Die Drehbuchautoren besuchten zahlreiche Personen, die als Kinder nach Deutschland verschleppt worden waren. Von ihnen kannten die wenigsten ihre leiblichen Eltern, sie wuchsen zum Großteil bei Pflegeeltern oder in Kinderheimen in der DDR auf. Viele erfuhren, dass sie Eltern in Norwegen hatten, und wollten, als sie volljährig wurden, nach Norwegen reisen. Die Behörden jedoch behinderten die Ausreise. Als die Stasi davon erfuhr, wurden Kinder unter der Bedingung in den Westen gelassen, dass sie dort als Spione für sie tätig wurden.[6]

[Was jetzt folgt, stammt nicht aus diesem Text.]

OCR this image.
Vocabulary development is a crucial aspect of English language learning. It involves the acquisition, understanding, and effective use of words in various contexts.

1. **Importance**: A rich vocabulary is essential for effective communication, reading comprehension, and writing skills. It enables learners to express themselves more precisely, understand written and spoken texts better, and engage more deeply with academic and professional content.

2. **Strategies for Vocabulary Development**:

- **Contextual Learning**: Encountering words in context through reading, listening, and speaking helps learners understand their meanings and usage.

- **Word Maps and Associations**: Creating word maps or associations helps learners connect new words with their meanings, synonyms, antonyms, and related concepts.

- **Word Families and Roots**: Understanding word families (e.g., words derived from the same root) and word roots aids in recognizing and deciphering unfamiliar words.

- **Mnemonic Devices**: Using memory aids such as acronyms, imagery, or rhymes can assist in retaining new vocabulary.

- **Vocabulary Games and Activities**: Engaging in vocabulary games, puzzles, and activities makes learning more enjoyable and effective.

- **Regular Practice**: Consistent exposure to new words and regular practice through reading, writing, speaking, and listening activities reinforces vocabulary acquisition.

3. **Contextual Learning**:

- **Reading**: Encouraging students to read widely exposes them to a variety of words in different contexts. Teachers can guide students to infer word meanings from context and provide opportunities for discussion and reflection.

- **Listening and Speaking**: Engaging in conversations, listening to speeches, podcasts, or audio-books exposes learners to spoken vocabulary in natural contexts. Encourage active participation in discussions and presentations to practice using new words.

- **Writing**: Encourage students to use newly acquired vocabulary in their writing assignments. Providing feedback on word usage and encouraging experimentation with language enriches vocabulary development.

In den 1960er und 1970er Jahren wurden so DDR-Agenten vom Osten via Norwegen auch in die Bundesrepublik geschleust. Als bekanntester Fall gilt der Fall Ludwig Bergmann. Ein Spion namens Hempel wurde, als Sohn getarnt, bei dessen Familie in Haugesund eingeschleust. Bergmann selbst, der seine Familie nicht kannte, erfuhr die Geschichte erst im Alter von beinahe 60 Jahren, als er mit Angehörigen zusammentraf.[6]
Produktion
Zwei Leben wurde von Zinnober, B&T, Helgaland, ApolloMedia, Filmstiftung Nordrhein-Westfalen, FUZZ und ARD Degeto produziert. Während er in den deutschen Kinos durch Farbfilm-Verleih vermarktet wird, erfolgt die weltweite Verleihung durch Beta Cinema.[7] Er wurde in Deutschland in Bonn, Leipzig, Halle und in Norwegen in Bergen gedreht.[8] Zwei Leben wurde mit der Arri Alexa gefilmt. Die Postproduktion wurde im Atlantik Film Hamburg durchgeführt.[9]
Die Hauptdarstellerin Juliane Köhler war vom Drehbuch begeistert und entschloss sich aus diesem Grund, im Film mitzuwirken. Danach engagierte sie sich dafür, dass Zwei Leben tatsächlich zustande kam, und lernte dafür die norwegische Sprache. Der Film basiert auf dem Romanmanuskript Eiszeiten von Hannelore Hippe,[10] in dem unter anderem der rätselhafte norwegische Kriminalfall der sogenannten Isdal-Frau sowie das Schicksal von Besatzungs- beziehungsweise Wehrmachtskindern in Norwegen verarbeitet wurden.[11]
Veröffentlichung
In Norwegen feierte Zwei Leben am 19. Oktober 2012 Premiere. Am 7. Januar 2013 wurde er in den Vereinigten Staaten zum Palm Springs International Film Festival erstmals aufgeführt. Am 19. Mai wurde der Film zum Cannes Film Festival aufgeführt. Die Deutschlandpremiere erfolgte am 19. September 2013.[12]
Rezeption
Die Deutsche Film- und Medienbewertung vergab dem Film das Prädikat besonders wertvoll, lobte die Darsteller und schrieb des Weiteren: „In jeder Minute spürt der Zuschauer den klugen Aufbau des Drehbuchs und die aufwendige Tatsachenrecherche im Hintergrund“. Ebenfalls wurden der Spannungsverlauf und die Musik gelobt. Als Fazit wurde der Film als „(e)in kluges und spannend erzähltes Drama und ein wichtiges Plädoyer für die Aufarbeitung der Geschichte“ beschrieben.[13]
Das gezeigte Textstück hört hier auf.